私の死にたくない気持ちの正体、それはね、“私の死を悲しんで、泣いてくれる人が近くにいてくれるから“なんだと思う。少なくとも今の私にはサキとヒイラギという大切な友達がいるから。しかも何度も助けてもらっている二人を悲しませたくないんだ。」

「サーバル・・・考えたくないけれど、その時が来たらすごく悲しむし、うんと泣くと思う。私もヒイラギも。」

「・・・私だって、もし逆の立場だったらすっごく落ち込むと思う。だから・・・死を受け入れようという気持ちと、まだ死にたくないという気持ちの二つが私の中で揺らいで、どうすればいいのかなんて全然わからない・・・

・・・・・・結局はさ、自分が幸せだと思える道を選ばなくちゃいけないんだね。きっとそれが生きるってことなんだから。

・・・・・・私の求める幸せはどっちにあるのかな。悩んで悩んで・・・・・・

でも悩みすぎたら勝手に終わりが来ちゃう。止まない雨がないように、終わりのない命なんてないから。永遠に悩んでなんていられないからさ・・・


・・・ううっ・・・・・だからさ・・・・・・どうにか、決めたよ・・・・・私が求める、私の最後の幸せ。」


またサーバルは黙り込んで、咳をした。サキは無表情な顔を伏せたまま淡々とペンを走らせる。
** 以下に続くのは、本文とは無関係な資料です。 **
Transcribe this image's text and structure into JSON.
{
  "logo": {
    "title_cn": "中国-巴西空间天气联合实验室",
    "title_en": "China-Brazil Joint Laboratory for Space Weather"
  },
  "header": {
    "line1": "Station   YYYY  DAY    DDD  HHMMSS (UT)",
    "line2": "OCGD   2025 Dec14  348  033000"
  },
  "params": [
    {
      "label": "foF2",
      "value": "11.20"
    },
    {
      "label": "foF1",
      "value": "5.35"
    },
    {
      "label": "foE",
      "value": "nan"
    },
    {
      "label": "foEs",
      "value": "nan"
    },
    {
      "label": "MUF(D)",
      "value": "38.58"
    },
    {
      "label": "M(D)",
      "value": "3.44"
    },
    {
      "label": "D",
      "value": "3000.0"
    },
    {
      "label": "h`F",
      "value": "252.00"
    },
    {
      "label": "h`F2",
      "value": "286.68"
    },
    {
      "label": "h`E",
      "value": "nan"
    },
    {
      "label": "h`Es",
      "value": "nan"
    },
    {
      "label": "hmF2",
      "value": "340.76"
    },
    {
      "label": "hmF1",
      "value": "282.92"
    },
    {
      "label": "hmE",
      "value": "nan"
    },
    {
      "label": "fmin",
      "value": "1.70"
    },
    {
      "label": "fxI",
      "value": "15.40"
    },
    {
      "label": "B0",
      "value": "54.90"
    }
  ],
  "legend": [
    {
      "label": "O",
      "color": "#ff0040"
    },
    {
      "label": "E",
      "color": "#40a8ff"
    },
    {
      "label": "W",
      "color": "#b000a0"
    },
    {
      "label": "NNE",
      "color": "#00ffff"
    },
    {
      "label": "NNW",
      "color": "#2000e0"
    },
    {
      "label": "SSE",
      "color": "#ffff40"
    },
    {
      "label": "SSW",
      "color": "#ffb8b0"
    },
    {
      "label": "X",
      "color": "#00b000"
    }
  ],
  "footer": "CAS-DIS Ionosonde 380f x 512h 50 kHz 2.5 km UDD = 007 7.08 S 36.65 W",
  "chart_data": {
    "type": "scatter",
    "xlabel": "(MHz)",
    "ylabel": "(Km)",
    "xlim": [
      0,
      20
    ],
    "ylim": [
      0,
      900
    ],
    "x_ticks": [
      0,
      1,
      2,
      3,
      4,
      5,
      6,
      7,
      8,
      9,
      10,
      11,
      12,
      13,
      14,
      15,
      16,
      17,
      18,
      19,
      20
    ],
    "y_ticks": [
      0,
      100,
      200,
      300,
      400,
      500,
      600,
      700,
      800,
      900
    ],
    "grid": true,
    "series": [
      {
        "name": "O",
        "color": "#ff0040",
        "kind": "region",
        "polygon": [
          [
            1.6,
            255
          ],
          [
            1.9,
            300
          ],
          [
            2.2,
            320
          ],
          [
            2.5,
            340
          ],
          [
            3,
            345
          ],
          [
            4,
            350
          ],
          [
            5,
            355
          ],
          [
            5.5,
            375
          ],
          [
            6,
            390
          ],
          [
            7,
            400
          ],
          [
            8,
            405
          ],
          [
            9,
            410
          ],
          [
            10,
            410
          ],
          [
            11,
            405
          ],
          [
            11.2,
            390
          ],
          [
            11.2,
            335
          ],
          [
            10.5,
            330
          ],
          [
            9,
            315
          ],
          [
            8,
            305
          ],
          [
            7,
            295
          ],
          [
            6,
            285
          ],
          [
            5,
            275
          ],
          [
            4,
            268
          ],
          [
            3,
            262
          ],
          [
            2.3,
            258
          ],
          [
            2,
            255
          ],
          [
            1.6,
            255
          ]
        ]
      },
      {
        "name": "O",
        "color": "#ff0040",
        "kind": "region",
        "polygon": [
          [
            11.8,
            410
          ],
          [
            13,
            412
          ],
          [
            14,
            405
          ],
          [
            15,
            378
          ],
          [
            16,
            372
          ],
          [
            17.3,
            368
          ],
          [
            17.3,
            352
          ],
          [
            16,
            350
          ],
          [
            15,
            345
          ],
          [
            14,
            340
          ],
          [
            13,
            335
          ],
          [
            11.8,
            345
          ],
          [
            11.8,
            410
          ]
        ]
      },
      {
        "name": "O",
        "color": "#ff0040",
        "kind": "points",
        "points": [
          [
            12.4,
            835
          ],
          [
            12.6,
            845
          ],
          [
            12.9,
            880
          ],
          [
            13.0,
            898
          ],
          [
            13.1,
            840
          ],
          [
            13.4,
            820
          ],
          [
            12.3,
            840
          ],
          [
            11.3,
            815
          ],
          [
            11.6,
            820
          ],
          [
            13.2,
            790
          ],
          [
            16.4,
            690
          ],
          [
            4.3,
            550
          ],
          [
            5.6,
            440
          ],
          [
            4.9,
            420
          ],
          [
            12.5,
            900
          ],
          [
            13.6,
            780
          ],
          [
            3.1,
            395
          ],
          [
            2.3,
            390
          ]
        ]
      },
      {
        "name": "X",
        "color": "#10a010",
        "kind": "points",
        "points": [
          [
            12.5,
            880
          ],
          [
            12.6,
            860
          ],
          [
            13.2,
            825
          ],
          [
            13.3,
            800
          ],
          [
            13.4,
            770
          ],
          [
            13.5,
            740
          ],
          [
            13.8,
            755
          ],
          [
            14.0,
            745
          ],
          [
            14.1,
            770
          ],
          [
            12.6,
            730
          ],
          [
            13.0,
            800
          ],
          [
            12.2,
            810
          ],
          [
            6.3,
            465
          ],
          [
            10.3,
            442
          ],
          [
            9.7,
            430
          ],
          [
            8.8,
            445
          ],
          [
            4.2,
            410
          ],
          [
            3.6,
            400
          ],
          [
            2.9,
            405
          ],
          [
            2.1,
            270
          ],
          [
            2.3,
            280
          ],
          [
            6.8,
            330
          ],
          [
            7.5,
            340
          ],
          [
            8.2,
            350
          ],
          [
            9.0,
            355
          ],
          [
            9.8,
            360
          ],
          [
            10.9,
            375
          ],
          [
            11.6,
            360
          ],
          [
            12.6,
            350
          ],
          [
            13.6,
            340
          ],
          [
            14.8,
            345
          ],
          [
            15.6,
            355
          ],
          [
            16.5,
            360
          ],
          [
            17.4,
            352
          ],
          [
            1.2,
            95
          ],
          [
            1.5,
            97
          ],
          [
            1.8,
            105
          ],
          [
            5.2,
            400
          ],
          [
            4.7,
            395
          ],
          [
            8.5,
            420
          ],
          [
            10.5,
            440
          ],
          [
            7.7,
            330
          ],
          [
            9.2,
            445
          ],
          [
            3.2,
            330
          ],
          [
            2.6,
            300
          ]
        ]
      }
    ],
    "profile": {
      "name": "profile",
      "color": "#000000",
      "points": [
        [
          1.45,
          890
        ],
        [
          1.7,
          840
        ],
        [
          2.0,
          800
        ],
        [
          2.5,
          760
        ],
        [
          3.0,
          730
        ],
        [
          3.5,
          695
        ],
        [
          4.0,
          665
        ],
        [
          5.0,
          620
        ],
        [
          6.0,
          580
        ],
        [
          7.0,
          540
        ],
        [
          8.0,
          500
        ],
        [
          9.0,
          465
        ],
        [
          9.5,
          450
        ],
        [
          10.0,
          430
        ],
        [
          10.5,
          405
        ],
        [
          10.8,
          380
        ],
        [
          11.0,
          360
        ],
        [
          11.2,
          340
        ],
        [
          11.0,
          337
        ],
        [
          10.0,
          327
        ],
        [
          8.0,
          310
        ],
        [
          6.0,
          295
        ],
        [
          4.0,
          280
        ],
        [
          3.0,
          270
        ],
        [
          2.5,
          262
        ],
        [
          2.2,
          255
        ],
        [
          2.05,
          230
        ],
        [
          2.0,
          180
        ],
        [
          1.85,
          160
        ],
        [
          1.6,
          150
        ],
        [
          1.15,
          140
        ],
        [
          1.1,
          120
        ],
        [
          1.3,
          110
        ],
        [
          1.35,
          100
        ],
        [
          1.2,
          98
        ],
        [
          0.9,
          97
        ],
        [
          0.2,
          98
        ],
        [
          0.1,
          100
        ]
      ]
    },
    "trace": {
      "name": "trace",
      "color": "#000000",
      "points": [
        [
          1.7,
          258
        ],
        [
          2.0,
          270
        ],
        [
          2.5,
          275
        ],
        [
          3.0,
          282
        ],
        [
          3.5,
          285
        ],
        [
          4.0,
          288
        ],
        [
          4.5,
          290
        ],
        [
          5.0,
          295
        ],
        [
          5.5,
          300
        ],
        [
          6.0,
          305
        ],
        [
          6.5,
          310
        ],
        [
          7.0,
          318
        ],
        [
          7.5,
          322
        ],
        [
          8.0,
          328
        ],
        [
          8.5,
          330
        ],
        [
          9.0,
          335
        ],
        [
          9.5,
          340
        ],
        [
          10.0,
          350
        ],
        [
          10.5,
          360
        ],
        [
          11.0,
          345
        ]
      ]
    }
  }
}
「私は今まで生きてきて、たくさんの幸せをもらった。カラカルから、ミライさんから、パークに住むいろんなフレンズたちから。そしてサキとヒイラギからいっぱいいっぱいもらった。手に持ちきれないくらいの幸せを、いっぱいもらったんだ。・・・だから、もういいの。これ以上は、もう何もいらないよ。だから、ごめんね。サキ。本当に・・・・・・・ごめんなさい。」


「突然何を言うの・・・サーバル?」


サキはペンを動かすのをやめ、サーバルの顔を目を見開いて見つめた。サーバルの瞳には涙が溢れてボロボロと零れていた。


「ヒトのパーク退去を発表した時のミライさんのように、辛い決断こそはっきりと言わなくちゃ気持ちは伝わらない。サキ、ごめんなさい。私の願い、どうか受け止めてほしい。」



私はサーバルキャットのサーバル。私は、これ以上の治療を望みません。そう自分で決めました。



握っていたペンが手から滑り落ち、床に転がった。変わらず無表情のままサーバルを凝視し続けるサキの前で、サーバルは泣いて真っ赤にした目を細め、精いっぱいの笑顔をサキに向けてくれていた。